Will the downloads be subject to digital rights restrictions management (DRM)?
- For this pilot test, all videos will be downloaded in MP4 format, which is not DRM-managed.  Users will be subject to certain legal restrictions, dependent on the license a partner has chosen for their downloads.

They are offering four licensing options:

  1. BY-NC-ND
  2. BY-NC-SA
  3. BY
  4. PD

In an effort to promote the sharing of information, we are testing free downloads of YouTube videos from Stanford, Duke, UC Berkeley, UCLA, and UCTV (broadcasting programs from throughout the UC system). YouTube users who are traveling or teachers who want to show these videos in classrooms with limited or no connectivity should find this particularly useful.

I’ve always been annoyed when teachers show us grainy YouTube videos in class, and sometimes when the network is congested buffering can take a while. Maybe the downloadable videos will fix this.

Posted in Good news, Movies, Open access, Open educational resources, Websites | Comments (3)

3 Responses to “YouTube Testing CC’d, Downloadable Content”

  1. conley Says:

    This is a dupe, but I’m going to leave it up just because it says more than I originally did.

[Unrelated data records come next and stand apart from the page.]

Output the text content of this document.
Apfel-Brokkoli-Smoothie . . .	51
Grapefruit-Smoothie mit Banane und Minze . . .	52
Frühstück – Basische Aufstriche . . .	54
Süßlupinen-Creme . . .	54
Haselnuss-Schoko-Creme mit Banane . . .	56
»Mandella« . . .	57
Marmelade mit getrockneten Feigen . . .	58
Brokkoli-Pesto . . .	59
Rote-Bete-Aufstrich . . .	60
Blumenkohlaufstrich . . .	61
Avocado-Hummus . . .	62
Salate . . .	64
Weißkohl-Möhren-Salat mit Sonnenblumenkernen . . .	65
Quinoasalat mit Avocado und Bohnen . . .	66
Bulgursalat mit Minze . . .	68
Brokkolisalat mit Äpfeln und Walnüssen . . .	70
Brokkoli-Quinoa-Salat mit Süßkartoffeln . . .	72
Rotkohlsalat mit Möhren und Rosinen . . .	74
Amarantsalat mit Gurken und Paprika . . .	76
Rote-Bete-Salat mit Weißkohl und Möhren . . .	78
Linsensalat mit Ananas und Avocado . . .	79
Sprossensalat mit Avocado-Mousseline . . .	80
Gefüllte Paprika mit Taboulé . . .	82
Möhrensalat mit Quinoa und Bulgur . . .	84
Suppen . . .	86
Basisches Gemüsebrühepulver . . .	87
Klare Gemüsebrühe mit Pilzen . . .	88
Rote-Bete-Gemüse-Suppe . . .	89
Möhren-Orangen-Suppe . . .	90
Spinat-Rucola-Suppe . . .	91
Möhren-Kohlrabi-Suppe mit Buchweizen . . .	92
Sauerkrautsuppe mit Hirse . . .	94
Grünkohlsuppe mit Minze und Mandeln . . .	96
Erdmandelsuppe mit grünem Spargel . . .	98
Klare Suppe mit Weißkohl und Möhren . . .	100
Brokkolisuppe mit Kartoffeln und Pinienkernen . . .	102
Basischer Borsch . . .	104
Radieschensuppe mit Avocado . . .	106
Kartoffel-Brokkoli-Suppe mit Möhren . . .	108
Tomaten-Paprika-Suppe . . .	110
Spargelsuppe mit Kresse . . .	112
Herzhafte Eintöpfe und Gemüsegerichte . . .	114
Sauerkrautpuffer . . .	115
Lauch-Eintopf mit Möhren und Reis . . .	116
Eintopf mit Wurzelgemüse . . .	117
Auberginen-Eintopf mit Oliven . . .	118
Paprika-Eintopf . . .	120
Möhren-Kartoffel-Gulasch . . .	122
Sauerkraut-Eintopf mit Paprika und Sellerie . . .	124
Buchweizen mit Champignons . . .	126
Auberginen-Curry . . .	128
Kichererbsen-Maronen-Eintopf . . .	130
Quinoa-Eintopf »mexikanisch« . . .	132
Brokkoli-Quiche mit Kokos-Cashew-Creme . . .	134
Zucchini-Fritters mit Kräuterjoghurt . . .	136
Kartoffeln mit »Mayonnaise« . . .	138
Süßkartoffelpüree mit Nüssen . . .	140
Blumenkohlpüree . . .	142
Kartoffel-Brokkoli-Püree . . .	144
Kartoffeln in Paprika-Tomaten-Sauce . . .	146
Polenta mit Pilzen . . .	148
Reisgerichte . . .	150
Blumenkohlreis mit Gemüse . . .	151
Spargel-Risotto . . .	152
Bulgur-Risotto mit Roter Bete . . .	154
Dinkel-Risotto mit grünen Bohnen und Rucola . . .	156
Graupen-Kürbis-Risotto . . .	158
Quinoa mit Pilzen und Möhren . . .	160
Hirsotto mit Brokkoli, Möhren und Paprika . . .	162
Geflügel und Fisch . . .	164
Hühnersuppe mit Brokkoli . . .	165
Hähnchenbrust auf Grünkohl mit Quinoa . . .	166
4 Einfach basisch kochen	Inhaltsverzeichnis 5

    Why aren’t they offering BY-SA? That’s absurd that people who use NC can have copyleft, but not people who don’t.

  2. matt Says:

    All Creative Commons licenses prohibit the addition of DRM, so YouTube wouldn’t have been allowed to cripple CC-licensed content anyway.

  3. Blaise Alleyne Says:

    I was going to ask about BY-SA too. What gives? Why not offer all the standard licenses?